A mediation analysis is a statistical approach used to study the mechanism by which an independent variable (such as an exercise program) influences a dependent variable (such as shoulder function) via an intermediary variable known as the mediator. In this study, improvements in kinesiophobia and pain intensity with movement were mediating the improvements in shoulder function. Instead of solely reducing pain (which is often thought to be the reason why people get better), the effects on shoulder function were caused by improvements in fear of movement.
This study’s success rests in its systematic approach, which included randomization, concealed allocation, and assessor blinding, which reduced biases and increased the validity of the results. Although statistically significant, some benefits fell short of the minimum clinically relevant difference (MCID), indicating that exercise programs need to be refined or intervention periods should be extended. Despite the lack of finding a true clinically important difference, an important reduction in the primary outcome at 5 weeks may be promising to study with longer follow-ups.

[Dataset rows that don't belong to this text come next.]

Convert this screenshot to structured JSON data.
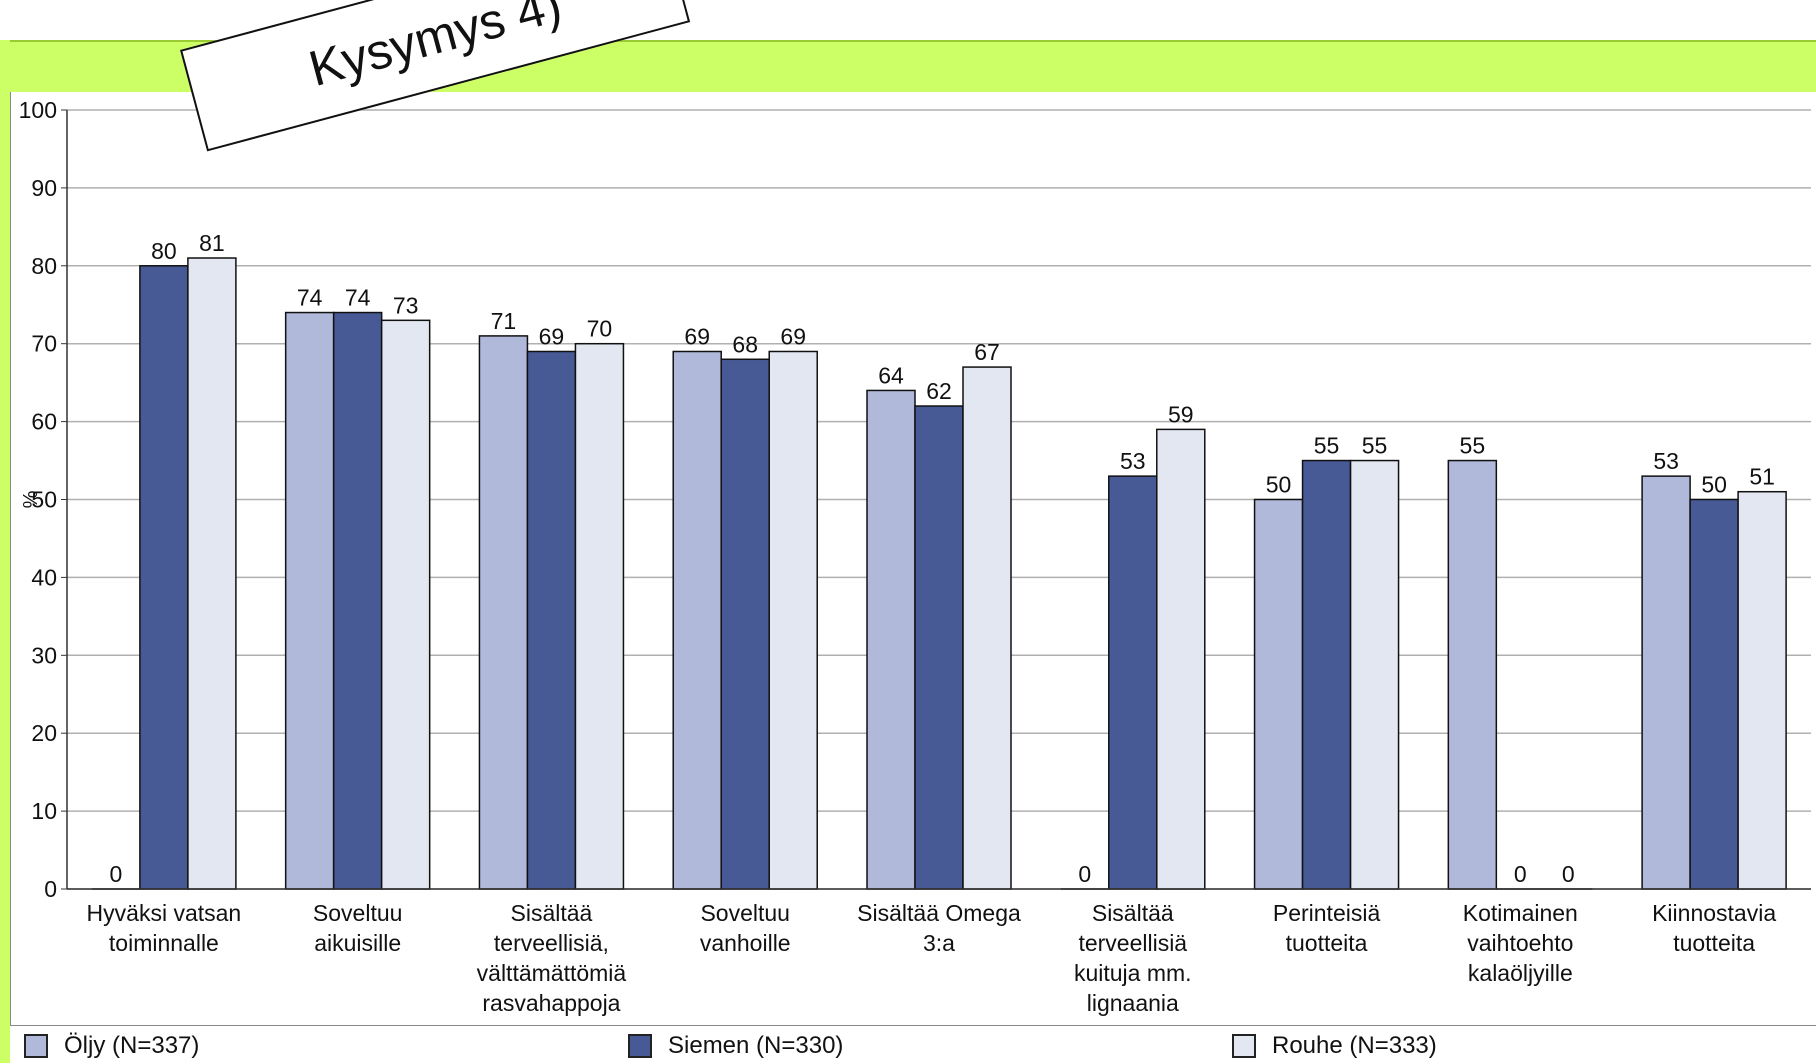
{
  "chart_data": {
    "type": "bar",
    "title": "",
    "ylabel": "%",
    "ylim": [
      0,
      100
    ],
    "yticks": [
      0,
      10,
      20,
      30,
      40,
      50,
      60,
      70,
      80,
      90,
      100
    ],
    "grid": true,
    "legend_position": "bottom",
    "categories": [
      "Hyväksi vatsan toiminnalle",
      "Soveltuu aikuisille",
      "Sisältää terveellisiä, välttämättömiä rasvahappoja",
      "Soveltuu vanhoille",
      "Sisältää Omega 3:a",
      "Sisältää terveellisiä kuituja mm. lignaania",
      "Perinteisiä tuotteita",
      "Kotimainen vaihtoehto kalaöljyille",
      "Kiinnostavia tuotteita"
    ],
    "category_lines": [
      [
        "Hyväksi vatsan",
        "toiminnalle"
      ],
      [
        "Soveltuu",
        "aikuisille"
      ],
      [
        "Sisältää",
        "terveellisiä,",
        "välttämättömiä",
        "rasvahappoja"
      ],
      [
        "Soveltuu",
        "vanhoille"
      ],
      [
        "Sisältää Omega",
        "3:a"
      ],
      [
        "Sisältää",
        "terveellisiä",
        "kuituja mm.",
        "lignaania"
      ],
      [
        "Perinteisiä",
        "tuotteita"
      ],
      [
        "Kotimainen",
        "vaihtoehto",
        "kalaöljyille"
      ],
      [
        "Kiinnostavia",
        "tuotteita"
      ]
    ],
    "series": [
      {
        "name": "Öljy (N=337)",
        "color": "#b0b9d9",
        "values": [
          0,
          74,
          71,
          69,
          64,
          0,
          50,
          55,
          53
        ]
      },
      {
        "name": "Siemen (N=330)",
        "color": "#475a96",
        "values": [
          80,
          74,
          69,
          68,
          62,
          53,
          55,
          0,
          50
        ]
      },
      {
        "name": "Rouhe (N=333)",
        "color": "#e3e7f1",
        "values": [
          81,
          73,
          70,
          69,
          67,
          59,
          55,
          0,
          51
        ]
      }
    ]
  },
  "callout": {
    "text": "Kysymys 4)"
  },
  "legend": {
    "items": [
      {
        "label": "Öljy (N=337)",
        "color": "#b0b9d9"
      },
      {
        "label": "Siemen (N=330)",
        "color": "#475a96"
      },
      {
        "label": "Rouhe (N=333)",
        "color": "#e3e7f1"
      }
    ]
  }
}
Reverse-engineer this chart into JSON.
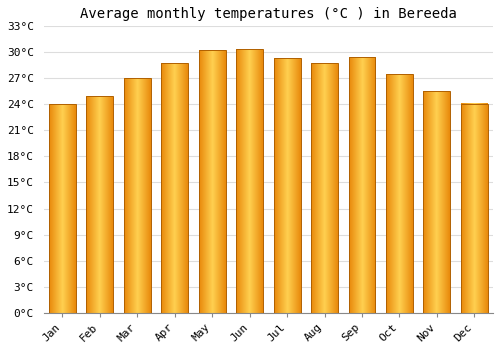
{
  "title": "Average monthly temperatures (°C ) in Bereeda",
  "months": [
    "Jan",
    "Feb",
    "Mar",
    "Apr",
    "May",
    "Jun",
    "Jul",
    "Aug",
    "Sep",
    "Oct",
    "Nov",
    "Dec"
  ],
  "temperatures": [
    24.0,
    25.0,
    27.0,
    28.8,
    30.3,
    30.4,
    29.3,
    28.8,
    29.5,
    27.5,
    25.5,
    24.1
  ],
  "bar_color_dark": "#E8880A",
  "bar_color_light": "#FFD050",
  "bar_edge_color": "#B06000",
  "ylim": [
    0,
    33
  ],
  "yticks": [
    0,
    3,
    6,
    9,
    12,
    15,
    18,
    21,
    24,
    27,
    30,
    33
  ],
  "ytick_labels": [
    "0°C",
    "3°C",
    "6°C",
    "9°C",
    "12°C",
    "15°C",
    "18°C",
    "21°C",
    "24°C",
    "27°C",
    "30°C",
    "33°C"
  ],
  "background_color": "#ffffff",
  "plot_bg_color": "#f8f8f8",
  "grid_color": "#dddddd",
  "title_fontsize": 10,
  "tick_fontsize": 8,
  "font_family": "monospace"
}
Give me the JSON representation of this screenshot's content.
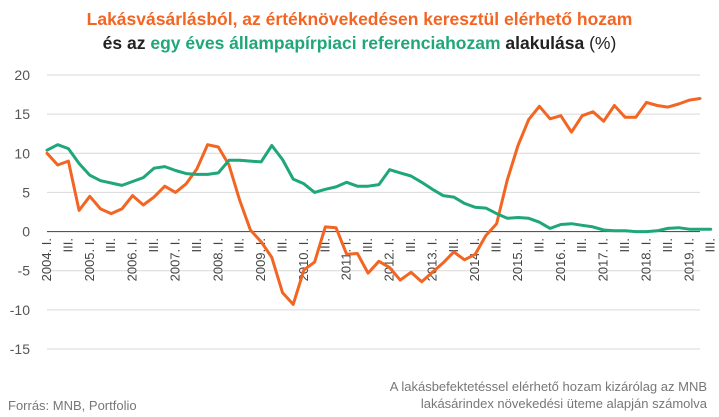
{
  "header": {
    "title_line1": "Lakásvásárlásból, az értéknövekedésen keresztül elérhető hozam",
    "title_line2_prefix": "és az",
    "title_line2_green": "egy éves állampapírpiaci referenciahozam",
    "title_line2_suffix": "alakulása",
    "unit": "(%)"
  },
  "footer": {
    "source": "Forrás: MNB, Portfolio",
    "note_line1": "A lakásbefektetéssel elérhető hozam kizárólag az MNB",
    "note_line2": "lakásárindex növekedési üteme alapján számolva"
  },
  "colors": {
    "orange": "#f26522",
    "green": "#1fa67a",
    "grid": "#d9d9d9",
    "axis": "#555555"
  },
  "chart_data": {
    "type": "line",
    "ylim": [
      -15,
      20
    ],
    "yticks": [
      -15,
      -10,
      -5,
      0,
      5,
      10,
      15,
      20
    ],
    "grid": true,
    "x_tick_labels": [
      "2004. I.",
      "III.",
      "2005. I.",
      "III.",
      "2006. I.",
      "III.",
      "2007. I.",
      "III.",
      "2008. I.",
      "III.",
      "2009. I.",
      "III.",
      "2010. I.",
      "III.",
      "2011. I.",
      "III.",
      "2012. I.",
      "III.",
      "2013. I.",
      "III.",
      "2014. I.",
      "III.",
      "2015. I.",
      "III.",
      "2016. I.",
      "III.",
      "2017. I.",
      "III.",
      "2018. I.",
      "III.",
      "2019. I.",
      "III."
    ],
    "series": [
      {
        "color": "#f26522",
        "values": [
          10.0,
          8.5,
          9.0,
          2.7,
          4.5,
          2.9,
          2.3,
          2.9,
          4.6,
          3.4,
          4.4,
          5.8,
          5.0,
          6.1,
          8.0,
          11.1,
          10.8,
          8.5,
          4.0,
          0.2,
          -1.3,
          -3.3,
          -7.8,
          -9.3,
          -4.9,
          -3.9,
          0.6,
          0.5,
          -2.9,
          -2.8,
          -5.3,
          -3.8,
          -4.6,
          -6.2,
          -5.2,
          -6.4,
          -5.2,
          -4.0,
          -2.6,
          -3.6,
          -2.9,
          -0.5,
          1.0,
          6.6,
          11.0,
          14.3,
          16.0,
          14.4,
          14.8,
          12.7,
          14.8,
          15.3,
          14.1,
          16.1,
          14.6,
          14.6,
          16.5,
          16.1,
          15.9,
          16.3,
          16.8,
          17.0
        ]
      },
      {
        "color": "#1fa67a",
        "values": [
          10.4,
          11.1,
          10.6,
          8.7,
          7.2,
          6.5,
          6.2,
          5.9,
          6.4,
          6.9,
          8.1,
          8.3,
          7.8,
          7.4,
          7.3,
          7.3,
          7.5,
          9.1,
          9.1,
          9.0,
          8.9,
          11.0,
          9.2,
          6.7,
          6.1,
          5.0,
          5.4,
          5.7,
          6.3,
          5.8,
          5.8,
          6.0,
          7.9,
          7.5,
          7.1,
          6.3,
          5.4,
          4.6,
          4.4,
          3.6,
          3.1,
          3.0,
          2.3,
          1.7,
          1.8,
          1.7,
          1.2,
          0.4,
          0.9,
          1.0,
          0.8,
          0.6,
          0.2,
          0.1,
          0.1,
          0.0,
          0.0,
          0.1,
          0.4,
          0.5,
          0.3,
          0.3,
          0.3
        ]
      }
    ]
  }
}
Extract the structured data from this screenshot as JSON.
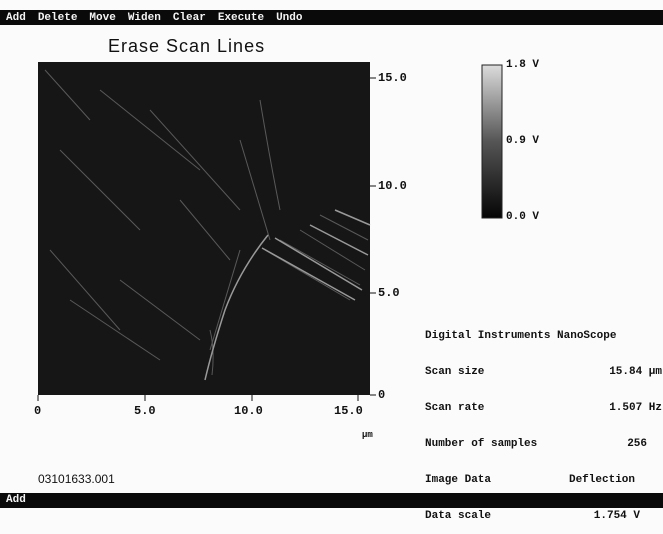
{
  "menu": [
    "Add",
    "Delete",
    "Move",
    "Widen",
    "Clear",
    "Execute",
    "Undo"
  ],
  "title": "Erase Scan Lines",
  "image": {
    "y_ticks": [
      "15.0",
      "10.0",
      "5.0",
      "0"
    ],
    "x_ticks": [
      "0",
      "5.0",
      "10.0",
      "15.0"
    ],
    "x_unit": "µm"
  },
  "color_scale": [
    "1.8 V",
    "0.9 V",
    "0.0 V"
  ],
  "info": {
    "header": "Digital Instruments NanoScope",
    "rows": [
      [
        "Scan size",
        "15.84 µm"
      ],
      [
        "Scan rate",
        "1.507 Hz"
      ],
      [
        "Number of samples",
        "256"
      ],
      [
        "Image Data",
        "Deflection"
      ],
      [
        "Data scale",
        "1.754 V"
      ]
    ]
  },
  "filename": "03101633.001",
  "status": "Add"
}
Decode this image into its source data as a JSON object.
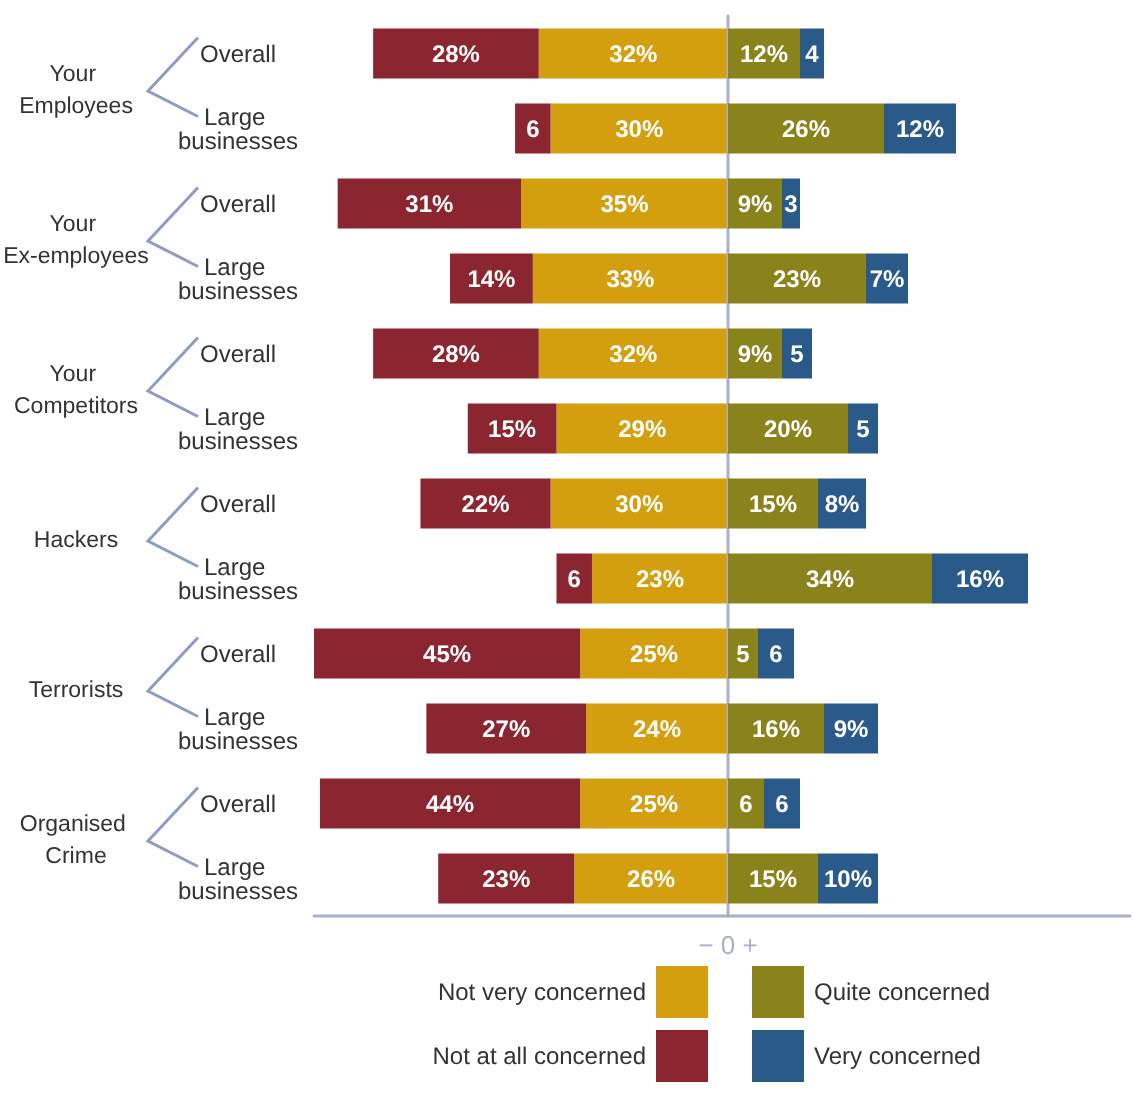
{
  "chart_data": [
    {
      "type": "bar",
      "orientation": "horizontal",
      "stacked": true,
      "tick_labels": "y",
      "categories": [
        "Overall",
        "Large businesses",
        "Overall",
        "Large businesses",
        "Overall",
        "Large businesses",
        "Overall",
        "Large businesses",
        "Overall",
        "Large businesses",
        "Overall",
        "Large businesses"
      ],
      "annotations": [
        "Your Employees",
        "Your Ex-employees",
        "Your Competitors",
        "Hackers",
        "Terrorists",
        "Organised Crime",
        "− 0 +"
      ],
      "xlim": [
        70,
        0
      ],
      "legend": "bottom",
      "series": [
        {
          "name": "Not very concerned",
          "color": "#d49f0e",
          "values": [
            32,
            30,
            35,
            33,
            32,
            29,
            30,
            23,
            25,
            24,
            25,
            26
          ],
          "value_labels": [
            "32%",
            "30%",
            "35%",
            "33%",
            "32%",
            "29%",
            "30%",
            "23%",
            "25%",
            "24%",
            "25%",
            "26%"
          ]
        },
        {
          "name": "Not at all concerned",
          "color": "#8b2530",
          "values": [
            28,
            6,
            31,
            14,
            28,
            15,
            22,
            6,
            45,
            27,
            44,
            23
          ],
          "value_labels": [
            "28%",
            "6",
            "31%",
            "14%",
            "28%",
            "15%",
            "22%",
            "6",
            "45%",
            "27%",
            "44%",
            "23%"
          ]
        }
      ]
    },
    {
      "type": "bar",
      "orientation": "horizontal",
      "stacked": true,
      "tick_labels": false,
      "categories": [
        "Overall",
        "Large businesses",
        "Overall",
        "Large businesses",
        "Overall",
        "Large businesses",
        "Overall",
        "Large businesses",
        "Overall",
        "Large businesses",
        "Overall",
        "Large businesses"
      ],
      "xlim": [
        0,
        67
      ],
      "legend": "bottom",
      "series": [
        {
          "name": "Quite concerned",
          "color": "#8a821a",
          "values": [
            12,
            26,
            9,
            23,
            9,
            20,
            15,
            34,
            5,
            16,
            6,
            15
          ],
          "value_labels": [
            "12%",
            "26%",
            "9%",
            "23%",
            "9%",
            "20%",
            "15%",
            "34%",
            "5",
            "16%",
            "6",
            "15%"
          ]
        },
        {
          "name": "Very concerned",
          "color": "#2a5a8a",
          "values": [
            4,
            12,
            3,
            7,
            5,
            5,
            8,
            16,
            6,
            9,
            6,
            10
          ],
          "value_labels": [
            "4",
            "12%",
            "3",
            "7%",
            "5",
            "5",
            "8%",
            "16%",
            "6",
            "9%",
            "6",
            "10%"
          ]
        }
      ]
    }
  ]
}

At 5 weeks after performing specific shoulder exercises the statistically significant differences favored the experimental intervention. Yet, no clinically significant between-group difference was noted for the primary outcome. Within-group improvements showed that a large part of the people in the experimental group however did attain relevant improvements beyond the MCID. Longer follow-ups may be needed to determine whether this also leads to superiority in the between-group differences.